Sly GoDaddy.

Jan 09, 2009 10:45

So, I just got a call from GoDaddy wanting to "make sure we had all the information correct" for my recent domain purchases. Yeah, whatever. They were totally trying to sell me crap.

Right off the bat, he mentions I didn't buy their private Whois listing and made sure I understood that made me vulnerable to telemarketers and such (oh, the irony!). Then, he asks what I'm going to use the sites for. Of course, I say business, even though I registered it as a "personal site" (mostly because I didn't want to have to register it for 3 years, which is the minimum for a business site). So, immediately, he wants to try to sell me a shopping cart and wants to know if I'm doing my own web work (basically wants to know if I want to buy hosting and website builders and anything else they offer as far as I could gather).

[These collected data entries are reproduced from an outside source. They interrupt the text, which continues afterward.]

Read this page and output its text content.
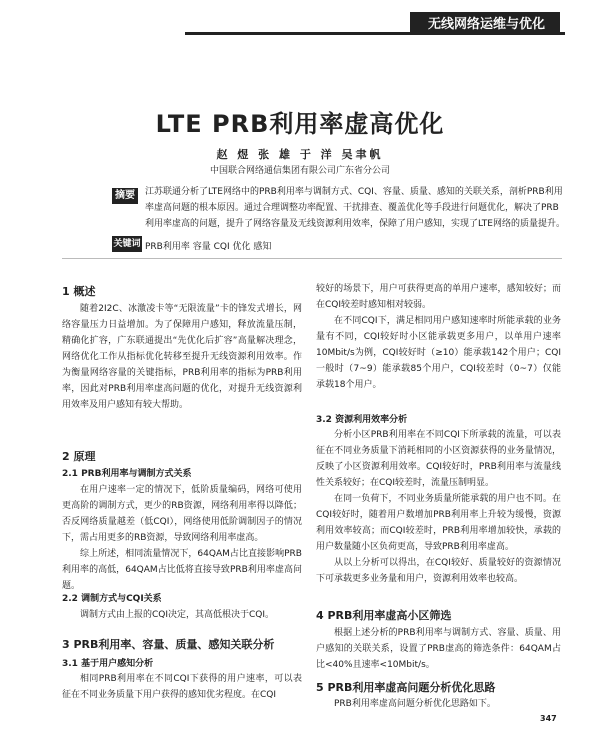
无线网络运维与优化
LTE PRB利用率虚高优化
赵 煜 张 雄 于 洋 吴聿帆
中国联合网络通信集团有限公司广东省分公司
摘要	江苏联通分析了LTE网络中的PRB利用率与调制方式、CQI、容量、质量、感知的关联关系，剖析PRB利用率虚高问题的根本原因。通过合理调整功率配置、干扰排查、覆盖优化等手段进行问题优化，解决了PRB利用率虚高的问题，提升了网络容量及无线资源利用效率，保障了用户感知，实现了LTE网络的质量提升。
关键词 PRB利用率 容量 CQI 优化 感知
1 概述

随着2I2C、冰激凌卡等“无限流量”卡的锋发式增长，网络容量压力日益增加。为了保障用户感知，释放流量压制，精确化扩容，广东联通提出“先优化后扩容”高量解决理念，网络优化工作从指标优化转移至提升无线资源利用效率。作为衡量网络容量的关键指标，PRB利用率的指标为PRB利用率，因此对PRB利用率虚高问题的优化，对提升无线资源利用效率及用户感知有较大帮助。

2 原理
2.1 PRB利用率与调制方式关系

在用户速率一定的情况下，低阶质量编码，网络可使用更高阶的调制方式，更少的RB资源，网络利用率得以降低；否反网络质量越差（低CQI），网络使用低阶调制因子的情况下，需占用更多的RB资源，导致网络利用率虚高。

综上所述，相同流量情况下，64QAM占比直接影响PRB利用率的高低，64QAM占比低将直接导致PRB利用率虚高问题。

2.2 调制方式与CQI关系

调制方式由上报的CQI决定，其高低根决于CQI。

3 PRB利用率、容量、质量、感知关联分析
3.1 基于用户感知分析

相同PRB利用率在不同CQI下获得的用户速率，可以表征在不同业务质量下用户获得的感知优劣程度。在CQI

较好的场景下，用户可获得更高的单用户速率，感知较好；而在CQI较差时感知相对较弱。

在不同CQI下，满足相同用户感知速率时所能承载的业务量有不同，CQI较好时小区能承载更多用户，以单用户速率10Mbit/s为例，CQI较好时（≥10）能承载142个用户；CQI一般时（7~9）能承载85个用户，CQI较差时（0~7）仅能承载18个用户。

3.2 资源利用效率分析

分析小区PRB利用率在不同CQI下所承载的流量，可以表征在不同业务质量下消耗相同的小区资源获得的业务量情况，反映了小区资源利用效率。CQI较好时，PRB利用率与流量线性关系较好；在CQI较差时，流量压制明显。

在同一负荷下，不同业务质量所能承载的用户也不同。在CQI较好时，随着用户数增加PRB利用率上升较为缓慢，资源利用效率较高；而CQI较差时，PRB利用率增加较快，承载的用户数量随小区负荷更高，导致PRB利用率虚高。

从以上分析可以得出，在CQI较好、质量较好的资源情况下可承载更多业务量和用户，资源利用效率也较高。

4 PRB利用率虚高小区筛选

根据上述分析的PRB利用率与调制方式、容量、质量、用户感知的关联关系，设置了PRB虚高的筛选条件：64QAM占比<40%且速率<10Mbit/s。

5 PRB利用率虚高问题分析优化思路

PRB利用率虚高问题分析优化思路如下。

347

Then, he wants to "correct" my order and change it to a business registration, which, as I mentioned, has a minimum registration of 3 years. Before I can even say much about it, he immediately tries to sell me on 5 years because it "makes a better impression, that you're committed to the business and you're not going anywhere." C'mon, how many people shopping for jewelry are going to go look me up and see how long I've registered my domain for? Really!

Anyway, he puts me on hold for a few minutes because I'm curious about how much extra that would cost, in the interest of attempting to be as legitimate of a business as possible right off the bat. Since I used a "new registrations only" coupon code for the .net and .org registrations, he of course can't apply it to the extension he's trying to sell me now. So, he's got to get approval to give me the same discount I got when I placed the order. He comes back and tells me all this convoluted bogus math about how I'll save $13. That's retarded because that's what I saved on one year with the code. If he applied it properly, I'd save $26 because I was theoretically adding two years to the one year I bought two days ago. He tells me that including the $25 and change I spent the other day, it would cost me $79 to do the three domains for three years and switch to a business registration.

I apologized to him that he went through so much trouble for it but declined and said, just leave it the way it is and I'll consider it for next year when it expires. He gets a desperate sounding tone and says that it wouldn't be as good as starting off right at first with it because I will have already built up history with the "personal" site and some such nonsense. I tell him I don't really care and I don't feel it's that important. His big thing was how my site will sit in rankings, and I'm just not sure that's going to matter much this first year since I'm not banking much on commerce through the site this year. I'll be happy just to have content there by the end of the year, honesty. He didn't exactly get huffy, but he very abruptly finished the call after that, making it crystal clear that this was a sales call, not a call to confirm information like it was originally made out to sound.

I'm sorry, but if you want to sell me something, don't be deceptive about it, just say you want to sell me something. I'll definitely not be going with them for hosting, not that I was considering it to begin with.